Moderator: "Which units have arrived?"

So the participants signed up one by one:

"I am a wild boar (Public Security Bureau)."

"My name is Pig (Education Bureau)."

"I am a pig (post office)."

"I am a typical pig (telecommunications bureau)

An American, a Japanese and an China are exploring the jungle. As a result, they were all arrested by cannibal tribes. But the tribal leader said, "I'm in a good mood today. I won't eat you, but you all have to get a hundred boards, but you can have a wish come true before you get a board." "
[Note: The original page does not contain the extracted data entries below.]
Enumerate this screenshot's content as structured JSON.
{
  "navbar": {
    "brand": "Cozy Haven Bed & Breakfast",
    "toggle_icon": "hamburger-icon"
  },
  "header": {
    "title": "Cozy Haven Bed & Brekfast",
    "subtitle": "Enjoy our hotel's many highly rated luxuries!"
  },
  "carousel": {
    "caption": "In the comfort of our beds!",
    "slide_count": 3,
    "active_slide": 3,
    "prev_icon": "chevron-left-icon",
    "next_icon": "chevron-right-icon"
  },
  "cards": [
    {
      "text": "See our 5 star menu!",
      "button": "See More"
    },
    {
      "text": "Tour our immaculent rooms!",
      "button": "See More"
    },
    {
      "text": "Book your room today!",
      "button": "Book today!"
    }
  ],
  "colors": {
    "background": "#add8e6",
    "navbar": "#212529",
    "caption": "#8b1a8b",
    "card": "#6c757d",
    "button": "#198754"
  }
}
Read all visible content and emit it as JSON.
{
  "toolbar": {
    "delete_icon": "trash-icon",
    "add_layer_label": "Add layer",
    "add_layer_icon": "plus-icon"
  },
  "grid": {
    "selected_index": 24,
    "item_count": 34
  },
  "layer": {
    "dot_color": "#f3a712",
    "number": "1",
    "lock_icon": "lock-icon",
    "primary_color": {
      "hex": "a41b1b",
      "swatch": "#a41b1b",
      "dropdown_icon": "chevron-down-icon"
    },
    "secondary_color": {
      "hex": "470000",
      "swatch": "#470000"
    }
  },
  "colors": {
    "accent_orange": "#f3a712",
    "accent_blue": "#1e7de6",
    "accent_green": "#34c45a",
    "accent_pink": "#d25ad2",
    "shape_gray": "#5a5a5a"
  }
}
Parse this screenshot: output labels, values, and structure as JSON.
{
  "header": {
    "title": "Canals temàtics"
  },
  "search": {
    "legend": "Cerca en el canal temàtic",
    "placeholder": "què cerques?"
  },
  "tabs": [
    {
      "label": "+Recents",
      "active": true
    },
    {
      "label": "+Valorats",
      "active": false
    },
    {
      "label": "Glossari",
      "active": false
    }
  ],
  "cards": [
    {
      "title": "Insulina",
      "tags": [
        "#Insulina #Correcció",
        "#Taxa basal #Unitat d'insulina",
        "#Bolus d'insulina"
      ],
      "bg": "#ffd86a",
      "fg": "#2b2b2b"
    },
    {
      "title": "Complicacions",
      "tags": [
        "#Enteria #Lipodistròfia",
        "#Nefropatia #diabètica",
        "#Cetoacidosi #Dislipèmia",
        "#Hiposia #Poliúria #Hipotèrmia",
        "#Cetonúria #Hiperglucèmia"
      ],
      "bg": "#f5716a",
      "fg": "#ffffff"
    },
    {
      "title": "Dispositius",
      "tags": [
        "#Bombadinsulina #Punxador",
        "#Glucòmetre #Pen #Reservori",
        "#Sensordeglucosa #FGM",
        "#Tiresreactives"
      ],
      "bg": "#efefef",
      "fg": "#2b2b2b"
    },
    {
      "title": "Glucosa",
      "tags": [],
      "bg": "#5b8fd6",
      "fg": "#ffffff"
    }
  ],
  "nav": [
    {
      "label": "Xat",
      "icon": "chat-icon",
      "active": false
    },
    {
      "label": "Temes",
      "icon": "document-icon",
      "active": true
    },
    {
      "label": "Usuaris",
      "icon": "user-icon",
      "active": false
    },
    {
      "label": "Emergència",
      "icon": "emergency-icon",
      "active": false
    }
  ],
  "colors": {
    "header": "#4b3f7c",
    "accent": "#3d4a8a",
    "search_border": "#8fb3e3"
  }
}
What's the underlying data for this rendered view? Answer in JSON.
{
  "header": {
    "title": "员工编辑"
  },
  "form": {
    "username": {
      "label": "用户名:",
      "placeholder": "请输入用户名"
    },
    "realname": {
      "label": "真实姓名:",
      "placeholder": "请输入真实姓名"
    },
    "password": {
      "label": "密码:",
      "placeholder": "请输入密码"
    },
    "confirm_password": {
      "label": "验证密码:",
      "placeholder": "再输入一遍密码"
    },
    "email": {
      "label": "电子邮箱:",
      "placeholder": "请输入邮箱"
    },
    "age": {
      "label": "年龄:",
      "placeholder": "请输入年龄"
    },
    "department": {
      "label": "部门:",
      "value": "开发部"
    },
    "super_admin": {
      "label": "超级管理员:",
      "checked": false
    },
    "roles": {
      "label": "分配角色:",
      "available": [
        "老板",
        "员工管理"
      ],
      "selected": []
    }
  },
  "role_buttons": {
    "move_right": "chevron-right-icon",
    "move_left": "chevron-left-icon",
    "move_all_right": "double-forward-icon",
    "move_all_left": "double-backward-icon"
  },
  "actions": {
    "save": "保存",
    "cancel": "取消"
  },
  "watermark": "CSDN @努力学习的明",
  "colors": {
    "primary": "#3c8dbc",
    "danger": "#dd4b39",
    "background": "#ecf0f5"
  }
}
The American was the first to be hit by the board. He said, "Before hitting the board, put 1 mat on my ass." Mats, boards rained down; In the past, 70 boards were ok. After the 70-board back cushion was smashed and there was blood on the board ... America always left.

When the Japanese saw this, they asked for a 10 mattress. After 1, 2, 3 ... 100, the Japanese got up and patted their ass, nothing happened; Then he boasted about his imitation ability and re-creation ability with a smelly mouth, and wanted to sit in a Chinese drama.

China people slowly get down and say slowly, "Come on, give me the Japanese mat."